If you know the general area that it is in you could just gather all the snow up in the area and put it in a few large buckets and then bring it inside to melt. just an idea, hope you find it


----------



## waterbob83 (Sep 11, 2009)

TJ, thanks! I decided to try your idea. I went back to shovel some snow and slush into the bed of my truck. On about the third or fourth scoop, I saw it pop up, so I found my ring!!!


----------



## slamkal (Apr 8, 2009)

I always find mine in the last place I look


----------



## idahofloater (Feb 23, 2011)

waterbob83 said:


> TJ, thanks! I decided to try your idea. I went back to shovel some snow and slush into the bed of my truck. On about the third or fourth scoop, I saw it pop up, so I found my ring!!!

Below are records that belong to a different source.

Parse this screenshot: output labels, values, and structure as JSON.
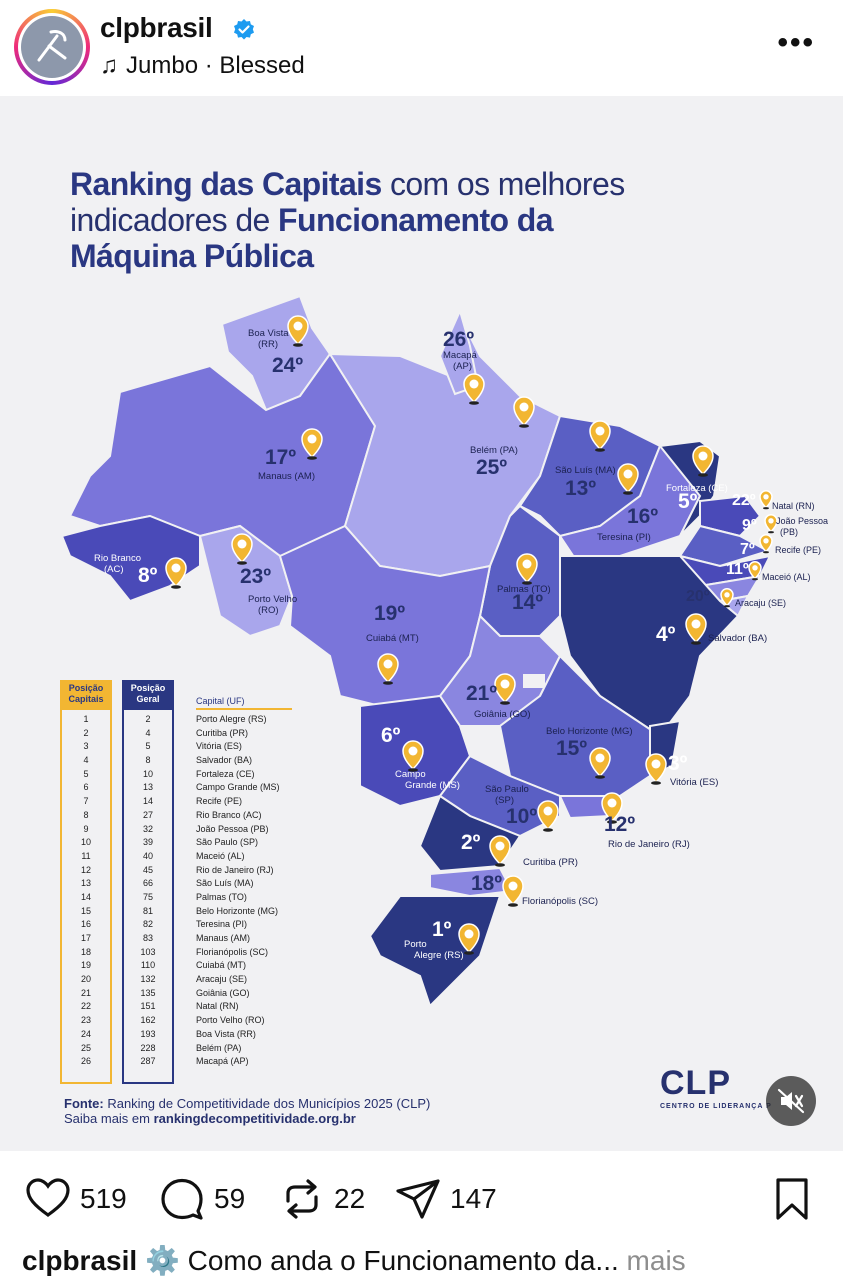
{
  "header": {
    "username": "clpbrasil",
    "music": "Jumbo · Blessed",
    "more_label": "•••"
  },
  "post": {
    "title": {
      "part1": "Ranking das Capitais",
      "part2": " com os melhores",
      "part3": "indicadores de ",
      "part4": "Funcionamento da",
      "part5": "Máquina Pública"
    },
    "capitals": [
      {
        "id": "boa-vista",
        "rank": "24º",
        "name": "Boa Vista",
        "uf": "(RR)"
      },
      {
        "id": "macapa",
        "rank": "26º",
        "name": "Macapá",
        "uf": "(AP)"
      },
      {
        "id": "manaus",
        "rank": "17º",
        "name": "Manaus (AM)",
        "uf": ""
      },
      {
        "id": "belem",
        "rank": "25º",
        "name": "Belém (PA)",
        "uf": ""
      },
      {
        "id": "sao-luis",
        "rank": "13º",
        "name": "São Luís (MA)",
        "uf": ""
      },
      {
        "id": "fortaleza",
        "rank": "5º",
        "name": "Fortaleza (CE)",
        "uf": ""
      },
      {
        "id": "natal",
        "rank": "22º",
        "name": "Natal (RN)",
        "uf": ""
      },
      {
        "id": "joao-pessoa",
        "rank": "9º",
        "name": "João Pessoa",
        "uf": "(PB)"
      },
      {
        "id": "recife",
        "rank": "7º",
        "name": "Recife (PE)",
        "uf": ""
      },
      {
        "id": "maceio",
        "rank": "11º",
        "name": "Maceió (AL)",
        "uf": ""
      },
      {
        "id": "aracaju",
        "rank": "20º",
        "name": "Aracaju (SE)",
        "uf": ""
      },
      {
        "id": "teresina",
        "rank": "16º",
        "name": "Teresina (PI)",
        "uf": ""
      },
      {
        "id": "rio-branco",
        "rank": "8º",
        "name": "Rio Branco",
        "uf": "(AC)"
      },
      {
        "id": "porto-velho",
        "rank": "23º",
        "name": "Porto Velho",
        "uf": "(RO)"
      },
      {
        "id": "palmas",
        "rank": "14º",
        "name": "Palmas (TO)",
        "uf": ""
      },
      {
        "id": "salvador",
        "rank": "4º",
        "name": "Salvador (BA)",
        "uf": ""
      },
      {
        "id": "cuiaba",
        "rank": "19º",
        "name": "Cuiabá (MT)",
        "uf": ""
      },
      {
        "id": "goiania",
        "rank": "21º",
        "name": "Goiânia (GO)",
        "uf": ""
      },
      {
        "id": "campo-grande",
        "rank": "6º",
        "name": "Campo",
        "uf": "Grande (MS)"
      },
      {
        "id": "belo-horizonte",
        "rank": "15º",
        "name": "Belo Horizonte (MG)",
        "uf": ""
      },
      {
        "id": "vitoria",
        "rank": "3º",
        "name": "Vitória (ES)",
        "uf": ""
      },
      {
        "id": "sao-paulo",
        "rank": "10º",
        "name": "São Paulo",
        "uf": "(SP)"
      },
      {
        "id": "rio-de-janeiro",
        "rank": "12º",
        "name": "Rio de Janeiro (RJ)",
        "uf": ""
      },
      {
        "id": "curitiba",
        "rank": "2º",
        "name": "Curitiba (PR)",
        "uf": ""
      },
      {
        "id": "florianopolis",
        "rank": "18º",
        "name": "Florianópolis (SC)",
        "uf": ""
      },
      {
        "id": "porto-alegre",
        "rank": "1º",
        "name": "Porto",
        "uf": "Alegre (RS)"
      }
    ],
    "table": {
      "header_capitais": "Posição Capitais",
      "header_geral": "Posição Geral",
      "header_capital": "Capital (UF)",
      "rows": [
        {
          "pos": "1",
          "geral": "2",
          "capital": "Porto Alegre (RS)"
        },
        {
          "pos": "2",
          "geral": "4",
          "capital": "Curitiba (PR)"
        },
        {
          "pos": "3",
          "geral": "5",
          "capital": "Vitória (ES)"
        },
        {
          "pos": "4",
          "geral": "8",
          "capital": "Salvador (BA)"
        },
        {
          "pos": "5",
          "geral": "10",
          "capital": "Fortaleza (CE)"
        },
        {
          "pos": "6",
          "geral": "13",
          "capital": "Campo Grande (MS)"
        },
        {
          "pos": "7",
          "geral": "14",
          "capital": "Recife (PE)"
        },
        {
          "pos": "8",
          "geral": "27",
          "capital": "Rio Branco (AC)"
        },
        {
          "pos": "9",
          "geral": "32",
          "capital": "João Pessoa (PB)"
        },
        {
          "pos": "10",
          "geral": "39",
          "capital": "São Paulo (SP)"
        },
        {
          "pos": "11",
          "geral": "40",
          "capital": "Maceió (AL)"
        },
        {
          "pos": "12",
          "geral": "45",
          "capital": "Rio de Janeiro (RJ)"
        },
        {
          "pos": "13",
          "geral": "66",
          "capital": "São Luís (MA)"
        },
        {
          "pos": "14",
          "geral": "75",
          "capital": "Palmas (TO)"
        },
        {
          "pos": "15",
          "geral": "81",
          "capital": "Belo Horizonte (MG)"
        },
        {
          "pos": "16",
          "geral": "82",
          "capital": "Teresina (PI)"
        },
        {
          "pos": "17",
          "geral": "83",
          "capital": "Manaus (AM)"
        },
        {
          "pos": "18",
          "geral": "103",
          "capital": "Florianópolis (SC)"
        },
        {
          "pos": "19",
          "geral": "110",
          "capital": "Cuiabá (MT)"
        },
        {
          "pos": "20",
          "geral": "132",
          "capital": "Aracaju (SE)"
        },
        {
          "pos": "21",
          "geral": "135",
          "capital": "Goiânia (GO)"
        },
        {
          "pos": "22",
          "geral": "151",
          "capital": "Natal (RN)"
        },
        {
          "pos": "23",
          "geral": "162",
          "capital": "Porto Velho (RO)"
        },
        {
          "pos": "24",
          "geral": "193",
          "capital": "Boa Vista (RR)"
        },
        {
          "pos": "25",
          "geral": "228",
          "capital": "Belém (PA)"
        },
        {
          "pos": "26",
          "geral": "287",
          "capital": "Macapá (AP)"
        }
      ]
    },
    "source": {
      "label": "Fonte:",
      "text": " Ranking de Competitividade dos Municípios 2025 (CLP)",
      "more": "Saiba mais em ",
      "url": "rankingdecompetitividade.org.br"
    },
    "logo": {
      "text": "CLP",
      "sub": "CENTRO DE LIDERANÇA P"
    }
  },
  "actions": {
    "likes": "519",
    "comments": "59",
    "reposts": "22",
    "shares": "147"
  },
  "caption": {
    "username": "clpbrasil",
    "text": " Como anda o Funcionamento da...",
    "more": " mais"
  },
  "colors": {
    "title": "#27316e",
    "dark": "#2a3782",
    "mid": "#5a5fc4",
    "light": "#8a86e0",
    "pale": "#a9a6ec",
    "pin": "#f2b632"
  }
}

I lost my wedding ring in the eddy line to the Mill Wave on the Salmon River near Riggins 8 years ago. Never found it. So any gold hunters can try the eddy line. Its yours if ya find it.


----------



## ACC (Oct 30, 2003)

[email protected], although slow and dangerous behind the wheel, can still serve a purpose...


----------



## wildh2onriver (Jul 21, 2009)

idahofloater said:


> I lost my wedding ring in the eddy line to the Mill Wave on the Salmon River near Riggins 8 years ago. Never found it. So any gold hunters can try the eddy line. Its yours if ya find it.


There's a strip club in Riggins??


----------